Problem source

\begin{questionparts}
\item $X_1$ and $X_2$ are both random variables which take values $x_1, x_2, \ldots, x_n$, with probabilities $a_1, a_2, \ldots, a_n$ and $b_1, b_2, \ldots, b_n$ respectively.
The value of random variable $Y$ is defined to be that of $X_1$ with probability $p$ and that of $X_2$ with probability $q = 1-p$.
If $X_1$ has mean $\mu_1$ and variance $\sigma_1^2$, and $X_2$ has mean $\mu_2$ and variance $\sigma_2^2$, find the mean of $Y$ and show that the variance of $Y$ is $p\sigma_1^2 + q\sigma_2^2 + pq(\mu_1 - \mu_2)^2$.
\item To find the value of random variable $B$, a fair coin is tossed and a fair six-sided die is rolled. If the coin shows heads, then $B = 1$ if the die shows a six and $B = 0$ otherwise; if the coin shows tails, then $B = 1$ if the die does \textbf{not} show a six and $B = 0$ if it does.
The value of $Z_1$ is the sum of $n$ independent values of $B$, where $n$ is large.
Show that $Z_1$ is a Binomial random variable with probability of success $\frac{1}{2}$.
Using a Normal approximation, show that the probability that $Z_1$ is within $10\%$ of its mean tends to $1$ as $n \longrightarrow \infty$.
\item To find the value of random variable $Z_2$, a fair coin is tossed and $n$ fair six-sided dice are rolled, where $n$ is large. If the coin shows heads, then the value of $Z_2$ is the number of dice showing a six; if the coin shows tails, then the value of $Z_2$ is the number of dice not showing a six.

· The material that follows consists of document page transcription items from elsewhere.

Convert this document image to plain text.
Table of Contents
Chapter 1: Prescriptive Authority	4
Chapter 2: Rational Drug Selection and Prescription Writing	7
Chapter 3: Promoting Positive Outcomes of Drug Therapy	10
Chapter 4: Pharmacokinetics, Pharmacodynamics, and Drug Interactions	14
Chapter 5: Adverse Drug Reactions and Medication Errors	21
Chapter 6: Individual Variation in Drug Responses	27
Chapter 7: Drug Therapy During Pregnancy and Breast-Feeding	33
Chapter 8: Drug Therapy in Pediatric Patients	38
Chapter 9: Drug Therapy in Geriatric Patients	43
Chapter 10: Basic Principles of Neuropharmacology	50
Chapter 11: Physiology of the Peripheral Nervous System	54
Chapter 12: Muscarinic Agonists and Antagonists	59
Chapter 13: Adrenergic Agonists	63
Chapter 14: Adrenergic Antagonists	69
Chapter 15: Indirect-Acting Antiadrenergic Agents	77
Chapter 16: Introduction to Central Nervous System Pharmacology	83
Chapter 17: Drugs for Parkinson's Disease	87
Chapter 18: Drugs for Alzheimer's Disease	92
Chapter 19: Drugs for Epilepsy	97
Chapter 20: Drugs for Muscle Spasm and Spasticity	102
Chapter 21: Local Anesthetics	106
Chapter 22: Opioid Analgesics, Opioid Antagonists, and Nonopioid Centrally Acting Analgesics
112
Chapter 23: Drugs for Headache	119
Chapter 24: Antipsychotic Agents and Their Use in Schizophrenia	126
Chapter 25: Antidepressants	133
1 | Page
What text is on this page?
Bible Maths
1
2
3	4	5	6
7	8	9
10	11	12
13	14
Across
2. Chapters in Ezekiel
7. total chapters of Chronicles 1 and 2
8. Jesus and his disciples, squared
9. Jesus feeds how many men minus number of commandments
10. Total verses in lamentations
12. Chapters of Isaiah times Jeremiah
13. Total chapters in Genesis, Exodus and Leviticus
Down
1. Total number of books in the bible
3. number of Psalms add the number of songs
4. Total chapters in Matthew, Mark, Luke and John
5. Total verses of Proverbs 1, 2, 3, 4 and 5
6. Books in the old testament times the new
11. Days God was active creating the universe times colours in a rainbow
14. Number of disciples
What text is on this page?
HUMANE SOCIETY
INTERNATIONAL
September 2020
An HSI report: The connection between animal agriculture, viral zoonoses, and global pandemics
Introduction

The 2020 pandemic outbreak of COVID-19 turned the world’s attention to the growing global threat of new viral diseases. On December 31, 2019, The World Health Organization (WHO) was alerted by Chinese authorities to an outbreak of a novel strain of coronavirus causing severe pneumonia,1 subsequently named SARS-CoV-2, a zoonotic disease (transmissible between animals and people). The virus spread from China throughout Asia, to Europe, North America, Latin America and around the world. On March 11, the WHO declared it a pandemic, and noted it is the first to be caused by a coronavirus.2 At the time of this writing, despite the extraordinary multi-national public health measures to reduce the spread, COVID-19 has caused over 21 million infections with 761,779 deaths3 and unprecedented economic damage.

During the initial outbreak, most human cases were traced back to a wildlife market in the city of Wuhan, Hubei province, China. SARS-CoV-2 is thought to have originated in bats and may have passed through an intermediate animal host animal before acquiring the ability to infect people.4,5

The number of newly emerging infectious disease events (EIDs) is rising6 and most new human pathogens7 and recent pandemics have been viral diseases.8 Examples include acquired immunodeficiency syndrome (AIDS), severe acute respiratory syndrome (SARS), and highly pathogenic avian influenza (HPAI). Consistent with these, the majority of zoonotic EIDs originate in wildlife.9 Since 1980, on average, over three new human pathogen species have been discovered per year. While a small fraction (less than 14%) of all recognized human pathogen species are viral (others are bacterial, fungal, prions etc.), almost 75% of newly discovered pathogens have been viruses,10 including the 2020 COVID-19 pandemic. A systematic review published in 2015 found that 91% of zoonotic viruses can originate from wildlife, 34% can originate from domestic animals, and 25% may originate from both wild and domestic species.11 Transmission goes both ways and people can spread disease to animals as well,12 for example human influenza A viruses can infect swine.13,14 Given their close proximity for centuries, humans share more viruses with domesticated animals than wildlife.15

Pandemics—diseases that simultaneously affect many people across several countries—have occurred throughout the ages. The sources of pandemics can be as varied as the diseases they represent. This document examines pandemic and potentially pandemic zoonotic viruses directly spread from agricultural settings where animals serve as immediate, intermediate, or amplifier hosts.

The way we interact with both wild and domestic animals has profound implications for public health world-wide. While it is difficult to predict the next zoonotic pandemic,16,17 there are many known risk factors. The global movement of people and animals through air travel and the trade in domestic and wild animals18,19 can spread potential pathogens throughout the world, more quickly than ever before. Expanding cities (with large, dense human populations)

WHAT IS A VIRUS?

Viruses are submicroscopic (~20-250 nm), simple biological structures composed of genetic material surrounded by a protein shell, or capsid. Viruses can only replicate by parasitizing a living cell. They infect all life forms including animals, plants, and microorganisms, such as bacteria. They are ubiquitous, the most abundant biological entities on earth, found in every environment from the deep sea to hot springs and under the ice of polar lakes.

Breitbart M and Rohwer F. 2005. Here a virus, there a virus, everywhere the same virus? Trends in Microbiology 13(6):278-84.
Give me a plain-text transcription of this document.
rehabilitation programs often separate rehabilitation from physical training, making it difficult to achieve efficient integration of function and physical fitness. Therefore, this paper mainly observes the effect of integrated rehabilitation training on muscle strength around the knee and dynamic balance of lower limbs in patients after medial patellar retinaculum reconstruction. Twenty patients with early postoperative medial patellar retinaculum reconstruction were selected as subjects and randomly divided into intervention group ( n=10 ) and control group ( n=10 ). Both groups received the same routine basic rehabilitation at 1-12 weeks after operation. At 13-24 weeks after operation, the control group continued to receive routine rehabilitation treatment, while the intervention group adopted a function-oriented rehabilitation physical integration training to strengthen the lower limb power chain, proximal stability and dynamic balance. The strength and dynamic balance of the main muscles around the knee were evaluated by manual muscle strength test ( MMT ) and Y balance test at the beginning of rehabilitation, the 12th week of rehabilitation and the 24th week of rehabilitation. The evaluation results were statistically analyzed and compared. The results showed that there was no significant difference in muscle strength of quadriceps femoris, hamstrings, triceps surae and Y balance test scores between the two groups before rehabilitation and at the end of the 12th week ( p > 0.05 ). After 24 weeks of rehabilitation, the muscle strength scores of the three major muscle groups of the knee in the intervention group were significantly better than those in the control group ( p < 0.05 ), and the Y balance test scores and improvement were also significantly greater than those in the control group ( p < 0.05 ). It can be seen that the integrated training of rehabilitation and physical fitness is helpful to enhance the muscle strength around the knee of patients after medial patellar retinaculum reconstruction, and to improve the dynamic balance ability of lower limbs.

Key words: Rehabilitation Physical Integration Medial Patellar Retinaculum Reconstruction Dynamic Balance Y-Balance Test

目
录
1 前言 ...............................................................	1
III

Use part \textbf{(i)} to write down the mean and variance of $Z_2$.
Explain why a Normal distribution with this mean and variance will not be a good approximation to the distribution of $Z_2$.
Show that the probability that $Z_2$ is within $10\%$ of its mean tends to $0$ as $n \longrightarrow \infty$.
\end{questionparts}